Hilaire Belloc wrote that there are certain primal things that move us: among them a winding track, a tower on a hill and voices at night in the road outside. Homecoming is another of those primal things: Odysseus making his way back to Penelope, the joyous return of the Prodigal Son, that scene in The Railway Children when Father emerges on the platform through the steam.

The primary primal thing with the boys is to keep the fridge topped up. It’s not all fish, but it’s certainly about food and the fridge is like a dud phone battery with a tendency to drain inexplicably overnight. A truckle of cheese is pared away to nothing. Salami disappears.

It reminds me of that period in the 1970s, after the Oil Shock and the Three Day Week, when TV adverts tapped into the popular fear of shortage and ran on the possibility that a creature called Humphrey was coming to steal your milk or that your father was raiding the fridge at night because, unlikely and perhaps tactless as it may now sound, he had turned into a ‘secret lemonade drinker’.

“His final duty as Head Boy will be to welcome us to the Leavers’ Ball, yet, in my mind’s eye, he’s reclining on the rug, one pyjama’d knee raised, surrounded by scuffed Matchbox cars and miniature lorries”

I peer through the kitchen window and see the children sprawled on the trampoline, where they like to congregate for a bounce and a chat. The croquet hoops are out, mallets strewn across the lawn. Gone are the days when I deliberately fluffed a shot to keep the balance – and the peace.

Their forays into the wider world have completely reconfigured my understanding of the rules of croquet. The boys can get through all the hoops in a single turn and they disdain to cheat. They insist that nudging the ball with a foot is not regulation play for Hurlingham, a fact I can scarcely credit.

That young man who only the other day had hair as long as a tiny Tarzan and spoke in husky whispers is through with school. His final duty as Head Boy – did I mention that? – will be to welcome us to the Leavers’ Ball, yet, in my mind’s eye, he’s reclining on the rug, one pyjama’d knee raised, surrounded by scuffed Matchbox cars and miniature lorries, each opening up to him their own secret personality. Now, he’s 6ft something and driving.

Another goes off to work.

In an earlier life, we ran a shop together, made from a cardboard box and staffed by knitted mice.
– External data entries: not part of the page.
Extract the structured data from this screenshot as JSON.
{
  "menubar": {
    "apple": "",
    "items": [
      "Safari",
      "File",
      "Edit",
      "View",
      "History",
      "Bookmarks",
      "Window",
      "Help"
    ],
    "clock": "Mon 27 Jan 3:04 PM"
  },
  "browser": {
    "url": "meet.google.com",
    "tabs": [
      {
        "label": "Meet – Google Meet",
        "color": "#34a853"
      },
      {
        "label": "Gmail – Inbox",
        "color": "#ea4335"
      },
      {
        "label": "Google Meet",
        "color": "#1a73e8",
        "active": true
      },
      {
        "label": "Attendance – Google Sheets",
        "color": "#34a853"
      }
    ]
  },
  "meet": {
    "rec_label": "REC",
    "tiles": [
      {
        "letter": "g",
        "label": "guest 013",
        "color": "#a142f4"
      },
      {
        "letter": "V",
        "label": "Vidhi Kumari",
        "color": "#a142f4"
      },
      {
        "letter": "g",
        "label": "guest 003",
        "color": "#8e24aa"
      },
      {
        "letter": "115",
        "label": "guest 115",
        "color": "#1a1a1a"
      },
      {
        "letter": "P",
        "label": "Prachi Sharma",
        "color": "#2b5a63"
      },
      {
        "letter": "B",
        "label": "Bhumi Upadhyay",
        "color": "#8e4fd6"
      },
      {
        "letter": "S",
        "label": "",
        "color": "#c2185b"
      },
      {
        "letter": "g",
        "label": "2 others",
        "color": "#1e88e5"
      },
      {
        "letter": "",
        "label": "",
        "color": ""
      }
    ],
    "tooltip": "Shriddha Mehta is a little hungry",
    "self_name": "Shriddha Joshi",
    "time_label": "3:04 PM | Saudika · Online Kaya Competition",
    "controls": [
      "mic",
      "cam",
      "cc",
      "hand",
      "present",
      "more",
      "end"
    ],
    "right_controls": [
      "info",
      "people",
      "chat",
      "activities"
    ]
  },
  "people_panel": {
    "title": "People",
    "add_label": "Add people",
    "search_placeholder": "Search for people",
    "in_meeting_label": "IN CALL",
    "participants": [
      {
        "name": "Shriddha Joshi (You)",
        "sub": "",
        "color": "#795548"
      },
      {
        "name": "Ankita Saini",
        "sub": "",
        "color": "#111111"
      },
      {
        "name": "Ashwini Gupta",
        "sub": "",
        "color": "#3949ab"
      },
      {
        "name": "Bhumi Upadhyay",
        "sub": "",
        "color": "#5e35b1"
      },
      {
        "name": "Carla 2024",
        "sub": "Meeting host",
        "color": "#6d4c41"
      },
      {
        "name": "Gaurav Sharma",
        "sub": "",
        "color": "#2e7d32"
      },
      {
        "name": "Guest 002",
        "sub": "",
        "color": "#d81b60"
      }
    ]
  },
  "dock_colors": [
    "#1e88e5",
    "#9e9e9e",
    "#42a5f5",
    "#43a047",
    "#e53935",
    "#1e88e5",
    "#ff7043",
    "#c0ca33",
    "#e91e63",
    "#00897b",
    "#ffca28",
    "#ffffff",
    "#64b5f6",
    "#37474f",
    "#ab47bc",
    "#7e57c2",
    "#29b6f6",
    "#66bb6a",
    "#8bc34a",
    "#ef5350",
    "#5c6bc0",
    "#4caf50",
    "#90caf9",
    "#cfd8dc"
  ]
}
The washing-up is being done by a hulking fellow who, moments ago it seems, knelt on a chair at the kitchen table, reaching for pastels in a box: a pint-sized Jasper Johns.

Kate takes Anna into school, to look at the work hanging in the Art Show. In two years, she’ll follow Harry and be out of school herself and the first part of the enterprise will be over, just as it should be, batons passed, horizons widening, Hurlingham rules.